10 Best Very Cheap Stocks To Buy Now According To Hedge Funds

2. Cheniere Energy, Inc. (NYSE:LNG)

Number of Hedge Fund Holders: 69

PE Ratio as of August 1: 8.59 

Cheniere Energy (NYSE:LNG), the largest producer of liquified natural gas (LNG) in the United States and the second largest in the world, has liquefaction facilities capable of producing around 45 million metric tonnes per annum. Among the company’s assets are two of the biggest LNG export facilities in the world: the Corpus Christi LNG terminal in Texas and the Sabine Pass LNG facility in Louisiana.

Their flagship plant, the Sabine Pass (SPL) LNG Terminal in Louisiana, operates six trains and is one of the world’s largest LNG production hubs. Speaking of growth ambitions, the company hopes to have its first LNG at Corpus Christi Stage 3 by the end of the year. The objective is to have all seven trains operational by the end of 2026. Furthermore, the project is 56% complete and running ahead of schedule.

LNG is viewed as an extremely cheap company to buy right now since its PE ratio of 8.59 is lower than the industry’s weighted average PE ratio of 12.77.

In comparison to the industry average of 1.24, LNG presents a more favorable value proposition with a PEG ratio (5 years projected) of 0.60. Considering its industry, this implies that LNG could be rather cheap.

Cheniere Energy (NYSE:LNG) is one of the best very cheap stocks, with a PE ratio of 8.16 and hedge fund sentiments of 69 in the first quarter, up from 64 in the last quarter. Thomas Bailard’s Bailard Inc. is the largest stakeholder in the company, holding 6,587 shares worth $1.15 million. Despite being cheap, analysts are optimistic about the stock and have given LNG a ” strong buy” rating with an average target price of $196.8 and an upside potential of 11.55%.

In addition to the company’s improved profit forecast, plans for larger dividends and share repurchases, skyrocketing LNG prices, and strong demand from Europe as it looked for alternatives to Russian gas, Cheniere’s shares have surged by nearly 971% since its start.

Although gas quality concerns had a minor impact on first-quarter output, the company earned $4.25 billion, above analyst expectations of $3.97 billion. The company’s dividend increased by 10.13% in Q1 compared to the same quarter last year. LNG intends to boost its dividend by 15% in 3Q24, indicating growth potential.

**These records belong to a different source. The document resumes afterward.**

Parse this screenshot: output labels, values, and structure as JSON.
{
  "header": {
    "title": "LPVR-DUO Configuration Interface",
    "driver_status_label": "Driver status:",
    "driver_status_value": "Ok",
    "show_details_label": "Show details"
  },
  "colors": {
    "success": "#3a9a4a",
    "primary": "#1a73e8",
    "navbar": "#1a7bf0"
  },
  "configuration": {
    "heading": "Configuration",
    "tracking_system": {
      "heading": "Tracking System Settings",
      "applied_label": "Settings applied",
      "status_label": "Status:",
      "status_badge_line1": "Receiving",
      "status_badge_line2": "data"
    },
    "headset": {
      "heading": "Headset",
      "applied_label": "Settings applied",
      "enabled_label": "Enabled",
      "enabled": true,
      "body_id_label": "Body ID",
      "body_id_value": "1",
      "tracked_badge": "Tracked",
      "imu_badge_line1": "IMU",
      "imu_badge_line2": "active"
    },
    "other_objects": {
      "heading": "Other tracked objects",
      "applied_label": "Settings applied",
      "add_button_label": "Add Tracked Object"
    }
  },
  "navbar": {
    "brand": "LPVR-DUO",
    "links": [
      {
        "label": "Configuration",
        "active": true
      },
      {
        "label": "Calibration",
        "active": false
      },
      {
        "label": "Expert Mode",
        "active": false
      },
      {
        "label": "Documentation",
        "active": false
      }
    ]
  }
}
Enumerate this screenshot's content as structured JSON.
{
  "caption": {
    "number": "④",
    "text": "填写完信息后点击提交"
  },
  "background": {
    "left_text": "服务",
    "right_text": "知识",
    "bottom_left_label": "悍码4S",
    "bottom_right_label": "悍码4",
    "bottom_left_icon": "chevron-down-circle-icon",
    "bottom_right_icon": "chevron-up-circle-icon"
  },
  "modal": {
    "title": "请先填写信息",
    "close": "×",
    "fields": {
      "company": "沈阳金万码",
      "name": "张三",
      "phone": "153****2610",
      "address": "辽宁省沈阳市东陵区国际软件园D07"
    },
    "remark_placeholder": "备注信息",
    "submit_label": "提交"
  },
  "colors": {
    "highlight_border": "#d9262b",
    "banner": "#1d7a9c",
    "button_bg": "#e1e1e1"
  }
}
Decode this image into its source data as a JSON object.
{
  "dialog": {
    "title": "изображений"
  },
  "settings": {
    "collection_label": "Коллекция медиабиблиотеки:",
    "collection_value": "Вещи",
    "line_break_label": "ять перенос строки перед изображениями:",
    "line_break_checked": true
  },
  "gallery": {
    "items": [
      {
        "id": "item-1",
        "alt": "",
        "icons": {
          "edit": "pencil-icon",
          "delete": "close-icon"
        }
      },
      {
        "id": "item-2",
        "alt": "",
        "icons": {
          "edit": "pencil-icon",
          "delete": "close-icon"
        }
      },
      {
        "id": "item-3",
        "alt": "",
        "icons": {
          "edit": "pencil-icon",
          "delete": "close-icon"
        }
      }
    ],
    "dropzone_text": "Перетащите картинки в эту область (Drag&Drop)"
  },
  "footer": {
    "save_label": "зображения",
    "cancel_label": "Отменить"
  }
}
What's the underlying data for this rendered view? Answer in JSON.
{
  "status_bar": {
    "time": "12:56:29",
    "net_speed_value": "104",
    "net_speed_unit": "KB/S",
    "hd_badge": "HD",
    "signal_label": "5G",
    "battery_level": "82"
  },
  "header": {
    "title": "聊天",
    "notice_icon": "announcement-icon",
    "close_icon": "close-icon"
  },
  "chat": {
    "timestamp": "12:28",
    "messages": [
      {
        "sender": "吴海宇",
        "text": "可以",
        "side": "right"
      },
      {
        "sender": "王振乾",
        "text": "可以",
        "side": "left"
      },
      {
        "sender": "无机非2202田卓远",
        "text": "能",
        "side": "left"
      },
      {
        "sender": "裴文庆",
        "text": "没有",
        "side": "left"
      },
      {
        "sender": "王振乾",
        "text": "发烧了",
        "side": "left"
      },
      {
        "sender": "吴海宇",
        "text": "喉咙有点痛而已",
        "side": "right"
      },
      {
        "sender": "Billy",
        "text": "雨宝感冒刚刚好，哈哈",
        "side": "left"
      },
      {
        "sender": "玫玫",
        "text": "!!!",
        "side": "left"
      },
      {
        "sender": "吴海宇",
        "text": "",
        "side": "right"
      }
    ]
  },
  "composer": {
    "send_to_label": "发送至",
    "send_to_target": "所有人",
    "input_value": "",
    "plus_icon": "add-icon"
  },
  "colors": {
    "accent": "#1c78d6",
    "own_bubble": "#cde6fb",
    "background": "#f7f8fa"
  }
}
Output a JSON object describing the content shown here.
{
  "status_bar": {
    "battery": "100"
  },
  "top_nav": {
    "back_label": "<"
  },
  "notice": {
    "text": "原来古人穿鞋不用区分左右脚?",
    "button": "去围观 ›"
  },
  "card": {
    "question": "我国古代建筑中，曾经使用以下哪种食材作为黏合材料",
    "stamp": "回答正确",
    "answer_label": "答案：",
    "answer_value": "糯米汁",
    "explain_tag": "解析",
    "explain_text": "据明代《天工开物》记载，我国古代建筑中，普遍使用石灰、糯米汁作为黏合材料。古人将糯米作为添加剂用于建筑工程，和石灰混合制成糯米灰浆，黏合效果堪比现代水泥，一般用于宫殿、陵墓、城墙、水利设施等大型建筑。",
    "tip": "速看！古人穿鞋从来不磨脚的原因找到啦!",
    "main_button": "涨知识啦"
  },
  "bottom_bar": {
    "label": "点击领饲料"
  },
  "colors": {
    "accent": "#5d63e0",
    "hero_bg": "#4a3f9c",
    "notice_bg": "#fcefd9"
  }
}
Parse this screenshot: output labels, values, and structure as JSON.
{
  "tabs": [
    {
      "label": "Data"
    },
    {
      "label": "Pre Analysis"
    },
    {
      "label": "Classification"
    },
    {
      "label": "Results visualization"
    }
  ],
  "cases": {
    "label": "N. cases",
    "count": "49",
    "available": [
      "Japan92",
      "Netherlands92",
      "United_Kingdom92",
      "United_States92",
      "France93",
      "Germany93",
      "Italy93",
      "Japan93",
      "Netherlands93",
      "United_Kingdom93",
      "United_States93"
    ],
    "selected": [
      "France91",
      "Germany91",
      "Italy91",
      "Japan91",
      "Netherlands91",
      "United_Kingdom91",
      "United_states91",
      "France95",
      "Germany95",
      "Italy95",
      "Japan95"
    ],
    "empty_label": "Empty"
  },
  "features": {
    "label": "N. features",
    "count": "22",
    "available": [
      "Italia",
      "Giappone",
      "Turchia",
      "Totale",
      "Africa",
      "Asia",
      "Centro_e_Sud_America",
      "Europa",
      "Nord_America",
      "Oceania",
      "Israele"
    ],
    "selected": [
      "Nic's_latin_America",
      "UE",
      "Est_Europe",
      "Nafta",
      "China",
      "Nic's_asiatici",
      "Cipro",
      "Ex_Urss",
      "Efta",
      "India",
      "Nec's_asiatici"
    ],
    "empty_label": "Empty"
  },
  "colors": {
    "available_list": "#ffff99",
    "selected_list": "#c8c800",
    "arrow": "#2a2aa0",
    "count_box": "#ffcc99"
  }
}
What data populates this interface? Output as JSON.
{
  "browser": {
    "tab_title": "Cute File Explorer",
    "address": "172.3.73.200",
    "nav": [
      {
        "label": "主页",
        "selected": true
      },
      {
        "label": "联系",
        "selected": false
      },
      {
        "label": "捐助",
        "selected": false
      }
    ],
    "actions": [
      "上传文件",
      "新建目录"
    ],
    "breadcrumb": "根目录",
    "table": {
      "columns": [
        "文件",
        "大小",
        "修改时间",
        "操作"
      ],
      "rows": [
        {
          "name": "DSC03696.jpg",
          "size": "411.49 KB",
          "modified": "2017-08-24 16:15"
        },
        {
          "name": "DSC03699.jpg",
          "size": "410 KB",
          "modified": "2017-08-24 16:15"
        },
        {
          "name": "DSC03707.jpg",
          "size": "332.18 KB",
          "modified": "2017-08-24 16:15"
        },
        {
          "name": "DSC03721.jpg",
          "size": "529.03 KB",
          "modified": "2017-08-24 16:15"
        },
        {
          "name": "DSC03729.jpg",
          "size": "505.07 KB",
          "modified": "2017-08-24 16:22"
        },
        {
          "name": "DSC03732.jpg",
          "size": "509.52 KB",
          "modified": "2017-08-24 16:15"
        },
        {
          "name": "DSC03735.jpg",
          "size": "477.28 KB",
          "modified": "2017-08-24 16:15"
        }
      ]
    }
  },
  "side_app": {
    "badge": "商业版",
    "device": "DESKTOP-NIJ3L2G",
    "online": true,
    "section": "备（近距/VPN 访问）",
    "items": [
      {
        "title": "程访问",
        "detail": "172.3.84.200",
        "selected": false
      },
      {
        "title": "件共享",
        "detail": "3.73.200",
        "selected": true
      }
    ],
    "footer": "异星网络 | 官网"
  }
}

An all-time high of $1.2 billion was paid in Q1 of 2024 for the buyback of over 7.5 million shares by Cheniere Energy. This action is a reflection of Cheniere’s opportunistic share buyback strategy and dedication to shareholder returns. LNG has considerably reduced the gap between debt paydown and share buybacks, having deployed over 75% of its $4 billion, three-year buyback program in just 50% of the period.

Cheniere Energy operates across the full LNG value chain, from natural gas procurement and liquefaction to storage, transportation, and delivery to international markets. Cheniere is able to take advantage of economies of scale and optimize its operations because of its vertical integration. Moreover, the company keeps its debt at a manageable level.

TimesSquare Capital U.S. Focus Growth Strategy stated the following regarding Cheniere Energy, Inc. (NYSE:LNG) in its first quarter 2024 investor letter:

“The strategy’s top detractor was the -5% retrenchment from Cheniere Energy, Inc. (NYSE:LNG), which operates liquid natural gas (LNG) liquefaction facilities for the global transportation of LNG. While revenues and earnings were as expected, management’s initial guidance for the new fiscal year was lower than anticipated. Cheniere was conservative—appropriately so in our view—regarding plant volumes as election-year noise surrounding the regulatory environment could dampen LNG exploration and export activities.”

Even though Cheniere Energy (NYSE:LNG) has the usual risks of market volatility, regulatory changes, and geopolitical tensions, its excellent financials, shareholder-friendly capital allocation policies, and substantial upside potential make it an appealing investment.